Wichmann, F. (2001). Plaid maskers revisited: asymmetric plaids. Poster presented at 4. Tübinger Wahrnehmungskonferenz (TWK 2001), Tübingen, Germany.


Cite as: http://hdl.handle.net/11858/00-001M-0000-0013-E2EA-B
Abstract
A large number of psychophysical and physiological experiments suggest that luminance patterns are independently analysed in channels responding to different bands of spatial frequency. There are, however, interactions among stimuli falling well outside the usual estimates of channels' bandwidths.

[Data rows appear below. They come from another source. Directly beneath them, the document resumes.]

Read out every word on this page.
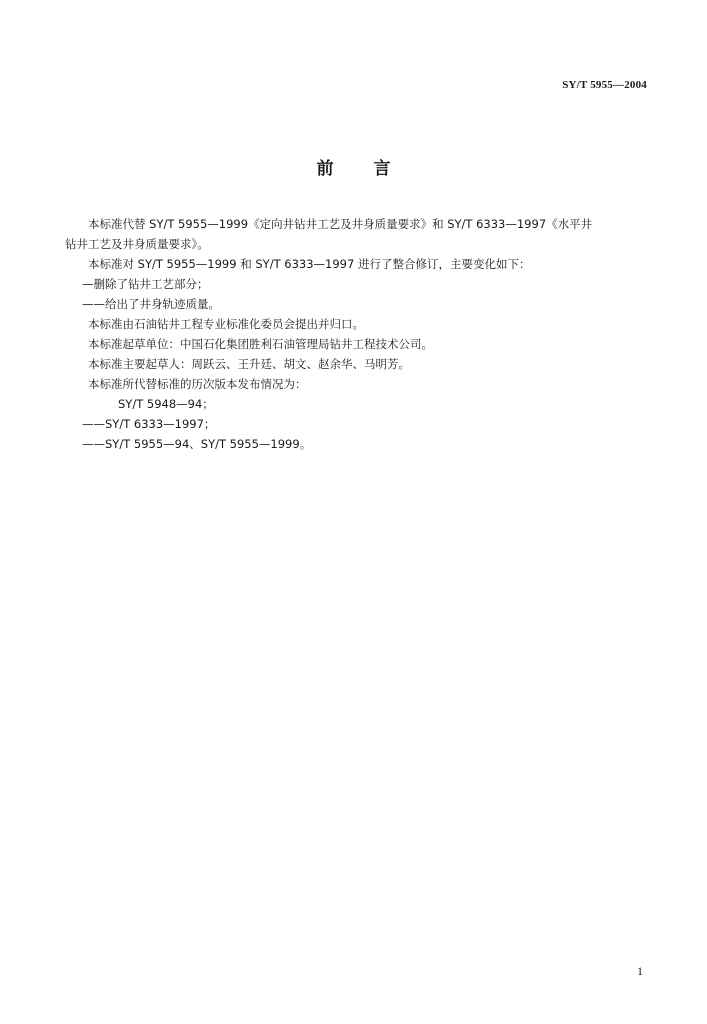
SY/T 5955—2004
前 言
本标准代替 SY/T 5955—1999《定向井钻井工艺及井身质量要求》和 SY/T 6333—1997《水平井
钻井工艺及井身质量要求》。
本标准对 SY/T 5955—1999 和 SY/T 6333—1997 进行了整合修订，主要变化如下：
—删除了钻井工艺部分；
——给出了井身轨迹质量。
本标准由石油钻井工程专业标准化委员会提出并归口。
本标准起草单位：中国石化集团胜利石油管理局钻井工程技术公司。
本标准主要起草人：周跃云、王升廷、胡文、赵余华、马明芳。
本标准所代替标准的历次版本发布情况为：
SY/T 5948—94；
——SY/T 6333—1997；
——SY/T 5955—94、SY/T 5955—1999。
1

Derrington Henning (1989) first reported that, in 2-AFC sinusoidal-grating detection, plaid maskers, whose components are oriented symmetrically about the signal orientation, cause a substantially larger threshold elevation than would be predicted from their sinusoidal constituents alone. Wichmann Tollin (1997a,b) and Wichmann Henning (1998) confirmed and extended the original findings, measuring masking as a function of presentation time and plaid mask contrast. Here I investigate masking using plaid patterns whose components are asymmetrically positioned about the signal orientation. Standard temporal 2-AFC pattern discrimination experiments were conducted using plaid patterns and oblique sinusoidal gratings as maskers, and horizontally orientated sinusoidal gratings as signals. Signal and maskers were always interleaved on the display (refresh rate 152 Hz). As in the case of the symmetrical plaid maskers, substantial masking was observed for many of the asymmetrical plaids. Masking is neither a straightforward function of the plaid's constituent sinusoidal components nor of the periodicity of the luminance beats between components. These results cause problems for the notion that, even for simple stimuli, detection and discrimination are based on the outputs of channels tuned to limited ranges of spatial frequency and orientation, even if a limited set of nonlinear interactions between these channels is allowed.